8. Regard should be had in similar such circumstances to the impersonal nature of the Government's functioning where individual officers may fail to act responsibly. This in turn, would result in injustice to the institutional interest of the State. If the appeal filed by the State are lost for individual default, those who are at fault, will not usually be individually affected." (underlining ours, for emphasis)

41. Having bestowed serious consideration to the rival contentions, we feel that the High Court's decision to condone the delay on account of the first respondent's inability to present the appeal within time, for the reasons assigned therein, does not suffer from any error warranting interference. As the aforementioned judgments have shown, such an exercise of discretion does, at times, call for a liberal and justice- oriented approach by the Courts, where certain leeway could be provided to the State. The hidden forces that are at work in preventing an appeal by the State being presented within the prescribed period of limitation so as not to allow a higher court to pronounce upon the legality and validity of an order of a lower court and thereby secure unholy gains, can hardly be ignored. Impediments in the working of the grand scheme of governmental functions have to be removed by taking a pragmatic view on balancing of the competing interests."
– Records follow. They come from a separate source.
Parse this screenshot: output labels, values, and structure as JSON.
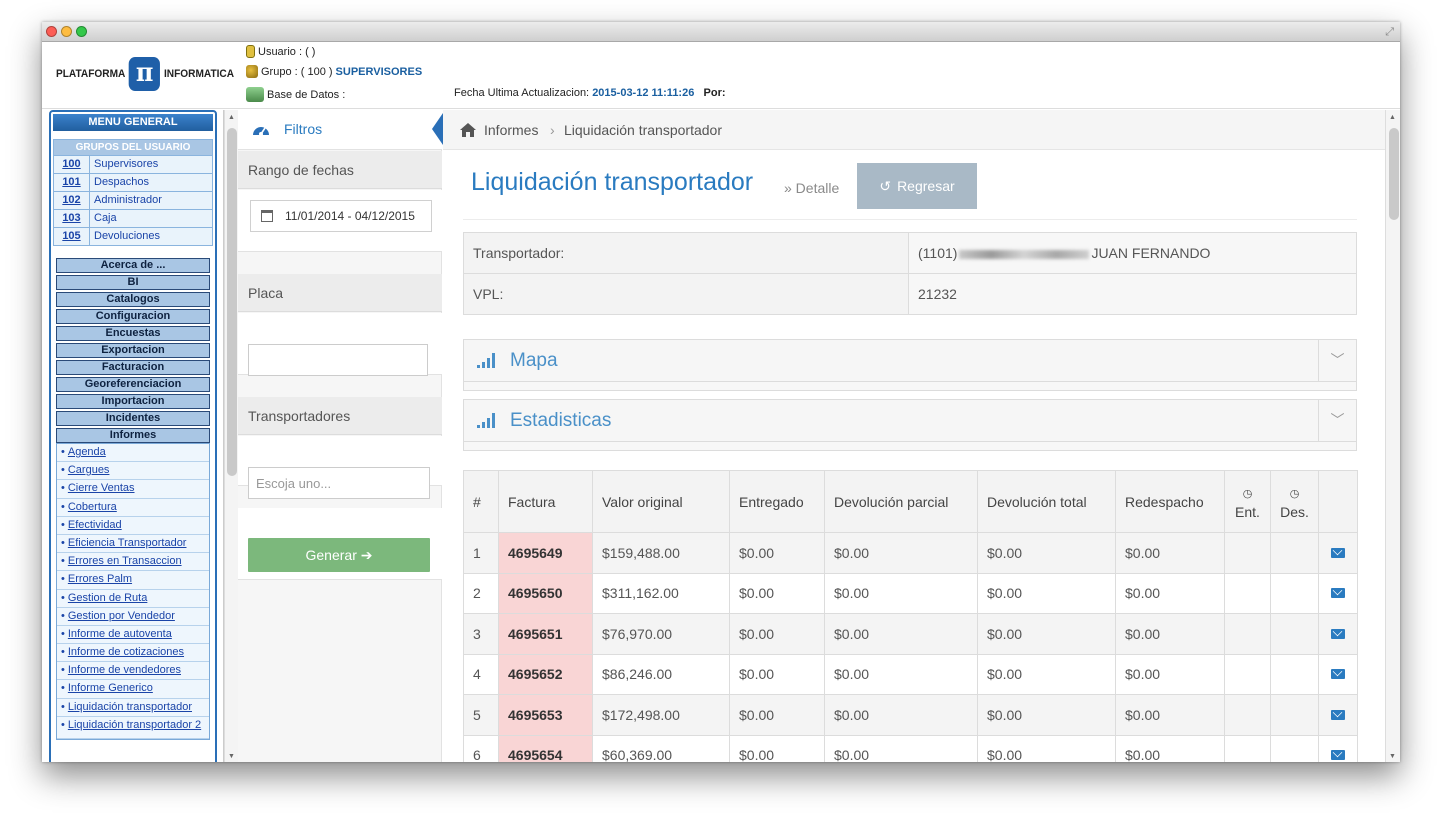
{
  "header": {
    "logo_left": "PLATAFORMA",
    "logo_mark": "π",
    "logo_right": "INFORMATICA",
    "usuario": "Usuario : (        )",
    "grupo_prefix": "Grupo : ( 100 )",
    "grupo_name": "SUPERVISORES",
    "base_datos": "Base de Datos :",
    "fecha_label": "Fecha Ultima Actualizacion:",
    "fecha_value": "2015-03-12 11:11:26",
    "por_label": "Por:"
  },
  "menu": {
    "title": "MENU GENERAL",
    "groups_title": "GRUPOS DEL USUARIO",
    "groups": [
      {
        "num": "100",
        "name": "Supervisores"
      },
      {
        "num": "101",
        "name": "Despachos"
      },
      {
        "num": "102",
        "name": "Administrador"
      },
      {
        "num": "103",
        "name": "Caja"
      },
      {
        "num": "105",
        "name": "Devoluciones"
      }
    ],
    "categories": [
      "Acerca de ...",
      "BI",
      "Catalogos",
      "Configuracion",
      "Encuestas",
      "Exportacion",
      "Facturacion",
      "Georeferenciacion",
      "Importacion",
      "Incidentes",
      "Informes"
    ],
    "informes_items": [
      "Agenda",
      "Cargues",
      "Cierre Ventas",
      "Cobertura",
      "Efectividad",
      "Eficiencia Transportador",
      "Errores en Transaccion",
      "Errores Palm",
      "Gestion de Ruta",
      "Gestion por Vendedor",
      "Informe de autoventa",
      "Informe de cotizaciones",
      "Informe de vendedores",
      "Informe Generico",
      "Liquidación transportador",
      "Liquidación transportador 2"
    ]
  },
  "filters": {
    "title": "Filtros",
    "date_section": "Rango de fechas",
    "date_value": "11/01/2014 - 04/12/2015",
    "placa_section": "Placa",
    "placa_value": "",
    "trans_section": "Transportadores",
    "trans_placeholder": "Escoja uno...",
    "generate_label": "Generar ➔"
  },
  "breadcrumb": {
    "root": "Informes",
    "separator": "›",
    "current": "Liquidación transportador"
  },
  "page": {
    "title": "Liquidación transportador",
    "subtitle": "» Detalle",
    "back_label": "Regresar",
    "back_icon": "undo-icon"
  },
  "info": {
    "transportador_label": "Transportador:",
    "transportador_code": "(1101)",
    "transportador_name": "JUAN FERNANDO",
    "vpl_label": "VPL:",
    "vpl_value": "21232"
  },
  "widgets": {
    "map_title": "Mapa",
    "stats_title": "Estadisticas"
  },
  "table": {
    "headers": [
      "#",
      "Factura",
      "Valor original",
      "Entregado",
      "Devolución parcial",
      "Devolución total",
      "Redespacho",
      "Ent.",
      "Des.",
      ""
    ],
    "rows": [
      {
        "n": "1",
        "factura": "4695649",
        "valor": "$159,488.00",
        "entregado": "$0.00",
        "dparcial": "$0.00",
        "dtotal": "$0.00",
        "redespacho": "$0.00"
      },
      {
        "n": "2",
        "factura": "4695650",
        "valor": "$311,162.00",
        "entregado": "$0.00",
        "dparcial": "$0.00",
        "dtotal": "$0.00",
        "redespacho": "$0.00"
      },
      {
        "n": "3",
        "factura": "4695651",
        "valor": "$76,970.00",
        "entregado": "$0.00",
        "dparcial": "$0.00",
        "dtotal": "$0.00",
        "redespacho": "$0.00"
      },
      {
        "n": "4",
        "factura": "4695652",
        "valor": "$86,246.00",
        "entregado": "$0.00",
        "dparcial": "$0.00",
        "dtotal": "$0.00",
        "redespacho": "$0.00"
      },
      {
        "n": "5",
        "factura": "4695653",
        "valor": "$172,498.00",
        "entregado": "$0.00",
        "dparcial": "$0.00",
        "dtotal": "$0.00",
        "redespacho": "$0.00"
      },
      {
        "n": "6",
        "factura": "4695654",
        "valor": "$60,369.00",
        "entregado": "$0.00",
        "dparcial": "$0.00",
        "dtotal": "$0.00",
        "redespacho": "$0.00"
      }
    ]
  },
  "colors": {
    "accent": "#2a7bc0",
    "menu_blue": "#2a6fb7",
    "generate_green": "#7cb87c",
    "factura_pink": "#f9d5d5",
    "back_gray": "#a9b9c6"
  }
}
This Court has gone through the aforesaid judgment of the Hon'ble

Supreme Court and the Hon'ble Supreme Court has held in para 32 therein that

there is no formula that caters to all situations and, therefore, each case for Page |7

condonation of delay based on existence or absence of sufficient cause has to be

decided on its own facts. At this stage, we cannot but lament that it is only excuses,

and not explanations, that are more often accepted for condonation of long delays

to safeguard public interest from those hidden forces whose sole agenda is to

ensure that a meritorious claim does not reach the higher courts for adjudication.

It is clear from the averments made in the affidavit filed by the review

applicant that there is no explanation for inordinate delay for more than 7 (seven)

months i.e. from 29.12.2023 till 17.07.2024 in filing the review petition for

examining the issues involved in the present case though the review applicant was

aware of the fact that order had been passed by the Hon'ble High Court as well as

the Supreme Court.

So, considering the fact that the review applicant had already filed an

appeal before the Hon'ble Supreme Court and the same came to be dismissed and

also filed review application, that dismissed by the Hon'ble Supreme Court.

In these circumstances, the present application has been filed to

condone the delay of 635 (six hundred thirty-five) days without satisfactory

explanation for condoning the delay in filing the review application. On such

circumstances, this Court is not satisfied with the reasons/explanations for

entertaining the said application and there is no merits in the contention of the

learned Additional Advocate General for allowing the said application.

At this juncture, the learned Additional Advocate General made a

request before this Court that the final order passed in the writ petition will not be

a precedent in the future cases.

Page |8

In fine, the application, MC (Review.Pet.) No. 10 of 2024 is rejected

and consequently, the Review. Pet. bearing CIS Filing No.1439/2024 is closed.